Paper Gestures

Glistening Examples / GLEX2002 CD/DL (2020)

New limited edition CD release on Jason Lescalleet’s Glistening Examples imprint.

Paper Gestures was originally created as an 8-channel sound work at EMS, Stockholm in 2019. This stereo version was made especially for this limited edition CD release and download on Glistening Examples. The piece is based upon field recordings made across Norway over a 13-year period including sounds of military exercises with tank fire, a road surface stripping machine, breaking panes of glass, high speed trains, ultrasound recordings of stomach noises, wind whistling through vents on the Oslo underground, sliding wardrobe doors, microwaved popcorn, soap suds, bee hives, hand bells and bicycle races.

Composed from field recordings made in Oslo, Lillestrøm, Deset, Eidsvoll, Risør, Øysang, Røros and Trondheim, Norway between 2006 and 2018.

A diffusion of the 8-channel version of Paper Gestures was premiered at Café Oto, London in March, 2020.

Created with the support of EMS, Stockholm and Creative Scotland.

Exterior artwork by Barbara Breitenfellner.
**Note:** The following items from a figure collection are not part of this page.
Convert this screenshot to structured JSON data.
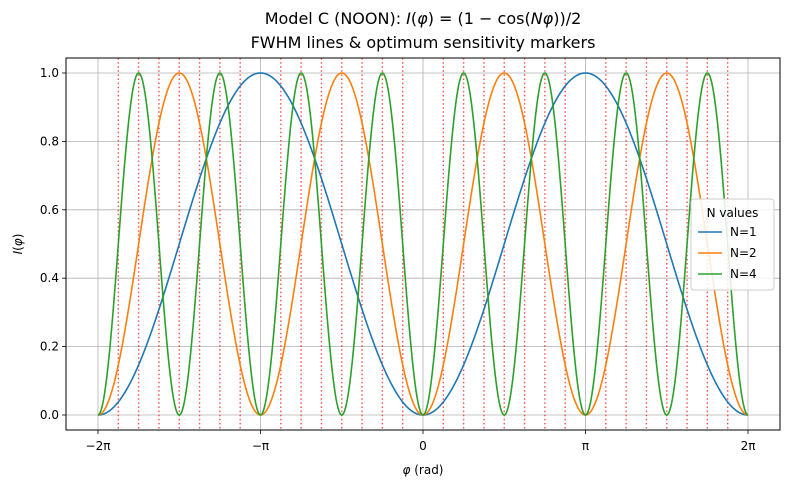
{
  "chart_data": {
    "type": "line",
    "title_line1": "Model C (NOON): I(φ) = (1 − cos(Nφ))/2",
    "title_line2": "FWHM lines & optimum sensitivity markers",
    "xlabel": "φ (rad)",
    "ylabel": "I(φ)",
    "xlim": [
      -6.2832,
      6.2832
    ],
    "ylim": [
      0.0,
      1.0
    ],
    "grid": true,
    "legend_title": "N values",
    "legend_position": "center-right",
    "x_ticks": [
      {
        "value": -6.2832,
        "label": "−2π"
      },
      {
        "value": -3.1416,
        "label": "−π"
      },
      {
        "value": 0,
        "label": "0"
      },
      {
        "value": 3.1416,
        "label": "π"
      },
      {
        "value": 6.2832,
        "label": "2π"
      }
    ],
    "y_ticks": [
      {
        "value": 0.0,
        "label": "0.0"
      },
      {
        "value": 0.2,
        "label": "0.2"
      },
      {
        "value": 0.4,
        "label": "0.4"
      },
      {
        "value": 0.6,
        "label": "0.6"
      },
      {
        "value": 0.8,
        "label": "0.8"
      },
      {
        "value": 1.0,
        "label": "1.0"
      }
    ],
    "series": [
      {
        "name": "N=1",
        "N": 1,
        "color": "#1f77b4",
        "x": [
          -6.2832,
          -5.4978,
          -4.7124,
          -3.927,
          -3.1416,
          -2.3562,
          -1.5708,
          -0.7854,
          0,
          0.7854,
          1.5708,
          2.3562,
          3.1416,
          3.927,
          4.7124,
          5.4978,
          6.2832
        ],
        "y": [
          0,
          0.146,
          0.5,
          0.854,
          1,
          0.854,
          0.5,
          0.146,
          0,
          0.146,
          0.5,
          0.854,
          1,
          0.854,
          0.5,
          0.146,
          0
        ]
      },
      {
        "name": "N=2",
        "N": 2,
        "color": "#ff7f0e",
        "x": [
          -6.2832,
          -5.4978,
          -4.7124,
          -3.927,
          -3.1416,
          -2.3562,
          -1.5708,
          -0.7854,
          0,
          0.7854,
          1.5708,
          2.3562,
          3.1416,
          3.927,
          4.7124,
          5.4978,
          6.2832
        ],
        "y": [
          0,
          0.5,
          1,
          0.5,
          0,
          0.5,
          1,
          0.5,
          0,
          0.5,
          1,
          0.5,
          0,
          0.5,
          1,
          0.5,
          0
        ]
      },
      {
        "name": "N=4",
        "N": 4,
        "color": "#2ca02c",
        "x": [
          -6.2832,
          -5.8905,
          -5.4978,
          -5.1051,
          -4.7124,
          -4.3197,
          -3.927,
          -3.5343,
          -3.1416,
          -2.7489,
          -2.3562,
          -1.9635,
          -1.5708,
          -1.1781,
          -0.7854,
          -0.3927,
          0,
          0.3927,
          0.7854,
          1.1781,
          1.5708,
          1.9635,
          2.3562,
          2.7489,
          3.1416,
          3.5343,
          3.927,
          4.3197,
          4.7124,
          5.1051,
          5.4978,
          5.8905,
          6.2832
        ],
        "y": [
          0,
          0.5,
          1,
          0.5,
          0,
          0.5,
          1,
          0.5,
          0,
          0.5,
          1,
          0.5,
          0,
          0.5,
          1,
          0.5,
          0,
          0.5,
          1,
          0.5,
          0,
          0.5,
          1,
          0.5,
          0,
          0.5,
          1,
          0.5,
          0,
          0.5,
          1,
          0.5,
          0
        ]
      }
    ],
    "marker_lines": {
      "style": "dotted",
      "color": "#ff0000",
      "x": [
        -5.8905,
        -5.4978,
        -5.1051,
        -4.7124,
        -4.3197,
        -3.927,
        -3.5343,
        -2.7489,
        -2.3562,
        -1.9635,
        -1.5708,
        -1.1781,
        -0.7854,
        -0.3927,
        0.3927,
        0.7854,
        1.1781,
        1.5708,
        1.9635,
        2.3562,
        2.7489,
        3.5343,
        3.927,
        4.3197,
        4.7124,
        5.1051,
        5.4978,
        5.8905
      ]
    }
  }
}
Interior artwork by Tian Miller.


Reviews:

“…guides the listener across some kind of eerie garden into an echo-laden world…as the boundaries between spaces melt away…”
Claire Sawers, The Wire magazine


Reviews in Full

“Glasgow sound artist Mark Vernon has been finding ways of connecting people for years. There’s a passage on his website that gets a deep nod from this listener: “Radio as an artform has an ability to create a sense of community amongst a disparate and geographically isolated set of listeners whilst generating the excitement and energy implicit in a live broadcast.” The radio that Vernon describes is a thrilling blend of plays, oral histories, odd music and scores.

Besides running Glasgow station Radiophrenia for two weeks each year since 2015 (with Barry Burns) and organising Lights Out listening events around Scotland, Vernon’s also a solo artist. His latest album Paper Gestures was assembled last year in Stockholm and is comprised of field recordings made over 13 years in Norway.

The bee buzzing on opening track “Permea” guides the listener across some kind of eerie garden into an echo-laden world where microwave popcorn bursts and a computer keyboard taps away with urgency. Later there are swooshing cars on “Dirigible Delusions” as if we’ve been led to a motorway overpass before sinking underground to listen in on air whistling through the vents in the Oslo Metro. Vernon grants access to various worlds – a whirring photocopier that’s maybe sat idle now in an empty office; a summary buzz of bird chatter that lulls us into a calm state before a more sinister Predator-style creature clicks into earshot. Melodies drift in sometimes too, often sounding far off, as the boundaries between spaces melt away.”

Claire Sawers, The Wire magazine, July 2020

MARK VERNON – PAPER GESTURES (CDR by Glistening Examples)

“It didn’t take me much consideration to see where to start with this three. It all has to do with anticipation and with the work of Mark Vernon; I am always curious to see what he comes up. His sound art usually has a radiophonic character, but over the years words have disappeared and the story is within the way he uses his sound material. On ‘Paper Gestures’ we find pieces that he made at EMS studios in Stockholm as an 8-channel sound work and for the sound material, he uses recordings made in a whole bunch of Norwegian places between 2006 and 2018. As I was listening, I tried to figure out what these recordings are, what sort locations they were made, but, and that happens most of the times, I failed. The label’s Bandcamp page gives us some explanation: “sounds of military exercises with tank fire, a road surface stripping machine, breaking panes of glass, high-speed trains, ultrasound recordings of stomach noises, wind whistling through vents on the Oslo underground, sliding wardrobe doors, microwaved popcorn, soap suds, beehives, handbells and bicycle races”. But then the next question would be, to what extent are these sounds treated or whether they remain ‘as is’, and the ‘only’ thing Vernon does is putting them together. And maybe that is what he does; but if it is that, how relevant is that? For me, it is not. It is what he does and how sounds that matters for me, and he does a great job. In each of the five pieces, I would say there is some kind of narrative, however abstract that narrative might be. It sounds like a walk through a field, objects are found along the way and sounds picked from some distance. At times mysterious, at other times down to earth, at times recognizable and then also alien. It is laptop music but without the extensive use of the entire plugin catalogue and transformations. Good ol’ musique concrete and Vernon is great at creating that”.